Thera rolled her eyes. “You’re sounding crazy. You know that, right?”
“You won’t email Linton again,” said Eli. “And you won’t see him. Is that clear?”
“You can’t tell me what to do anymore, Dad. I’m—”
“Promise me, Thera.”
He seemed so serious. Fine. If it made him happy, she’d promise. But he was completely overreacting. She was sure there was nothing dangerous about going to meet her cousin. What her father didn’t know wouldn’t hurt him.
***
1993
Heath was waiting for Cathy after English class. He was wearing a plaid shirt under his faded jean jacket, and he was leaning against the lockers, smirking at her.
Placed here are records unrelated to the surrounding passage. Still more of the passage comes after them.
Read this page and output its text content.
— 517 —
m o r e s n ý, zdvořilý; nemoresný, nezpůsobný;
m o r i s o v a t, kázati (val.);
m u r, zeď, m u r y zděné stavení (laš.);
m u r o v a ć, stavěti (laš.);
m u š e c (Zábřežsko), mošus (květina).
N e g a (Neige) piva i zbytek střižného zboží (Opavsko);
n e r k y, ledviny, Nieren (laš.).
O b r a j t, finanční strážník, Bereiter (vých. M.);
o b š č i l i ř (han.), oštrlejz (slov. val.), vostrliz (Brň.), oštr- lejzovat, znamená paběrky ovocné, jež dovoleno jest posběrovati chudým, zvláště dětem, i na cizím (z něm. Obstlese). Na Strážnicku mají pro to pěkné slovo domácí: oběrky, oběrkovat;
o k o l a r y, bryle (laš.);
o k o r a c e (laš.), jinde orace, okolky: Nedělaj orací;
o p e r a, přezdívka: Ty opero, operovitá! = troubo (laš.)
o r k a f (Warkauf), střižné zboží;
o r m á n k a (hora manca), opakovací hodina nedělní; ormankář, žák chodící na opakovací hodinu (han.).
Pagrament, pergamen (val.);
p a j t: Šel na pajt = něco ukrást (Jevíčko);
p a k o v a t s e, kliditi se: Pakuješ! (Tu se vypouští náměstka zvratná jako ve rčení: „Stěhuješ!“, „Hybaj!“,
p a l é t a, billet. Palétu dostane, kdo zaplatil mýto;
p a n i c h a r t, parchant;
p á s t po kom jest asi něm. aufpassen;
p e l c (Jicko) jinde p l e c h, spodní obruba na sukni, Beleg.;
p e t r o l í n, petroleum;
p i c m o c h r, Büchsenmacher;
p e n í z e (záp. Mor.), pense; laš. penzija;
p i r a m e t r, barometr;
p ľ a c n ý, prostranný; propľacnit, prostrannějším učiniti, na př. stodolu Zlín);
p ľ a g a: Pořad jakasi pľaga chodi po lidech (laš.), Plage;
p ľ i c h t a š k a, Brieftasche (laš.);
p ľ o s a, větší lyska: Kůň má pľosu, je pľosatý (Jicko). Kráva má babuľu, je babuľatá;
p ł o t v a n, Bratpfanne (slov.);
He had a really sexy smirk.
Heath’s hair was dark. It had a little bit of curl to it. It hung around his face, reaching nearly to his shoulders. His skin was dusky and brown. His eyes were ringed in a dark fringe of lashes. He was beautiful and scruffy all at the same time. Her exotic gypsy and the boy she’d grown up with rolled into one.
She sauntered over to him. “Hey.”
He raised his eyebrows at her appraisingly, his idea of a greeting. “Want to cut sixth with me?”
“And do what?”
He shrugged. His shrugs were eloquence defined. She didn’t think she’d ever seen someone shrug quite like Heath Galloway. Whenever he shrugged, he looked intense and committed, but also aloof and disinterested. She wasn’t sure how he managed to effortlessly embody such polar opposites in a single gesture. “Hang out. Smoke cigarettes. Drive around.”
“I don’t know.” Cathy couldn’t figure Heath out. They’d been best friends since forever, attached at the hip when they were kids. But lately, she’d realized that Heath was attractive, and it had made everything extremely confusing.
She hadn’t meant to notice how gorgeous he was. It had happened by accident. They were hanging out in the barn, and Heath was draped over the loft, blowing smoke rings at the ceiling. He’d smiled at her briefly, and suddenly…
He wasn’t just her friend anymore. Suddenly, he was a man, with broad shoulders and blunt fingers and hair growing on his chin and on his chest and on his forearms. And he moved with this lithe grace that was extraordinarily masculine. His eyes were shadowed and expressive. His mouth was sensuous and inviting. His hesitance, which she’d always taken for granted, was now a tantalizing mystery.
Now, whenever she was around him, he dazzled her.
“Come on, Cathy,” he said, tugging up half his mouth in a wry smile. “You really going to miss anything in sixth period?”
She tucked her hair behind her ear, shy around him in a way she’d never been. “Okay.”
His grin widened, lighting up his whole face. He reached over and took her hand.
Shivers traveled up her arm. He was touching her!
She smiled up at him.
He looked down at her.
It seemed like they gazed into each other’s eyes for a long time.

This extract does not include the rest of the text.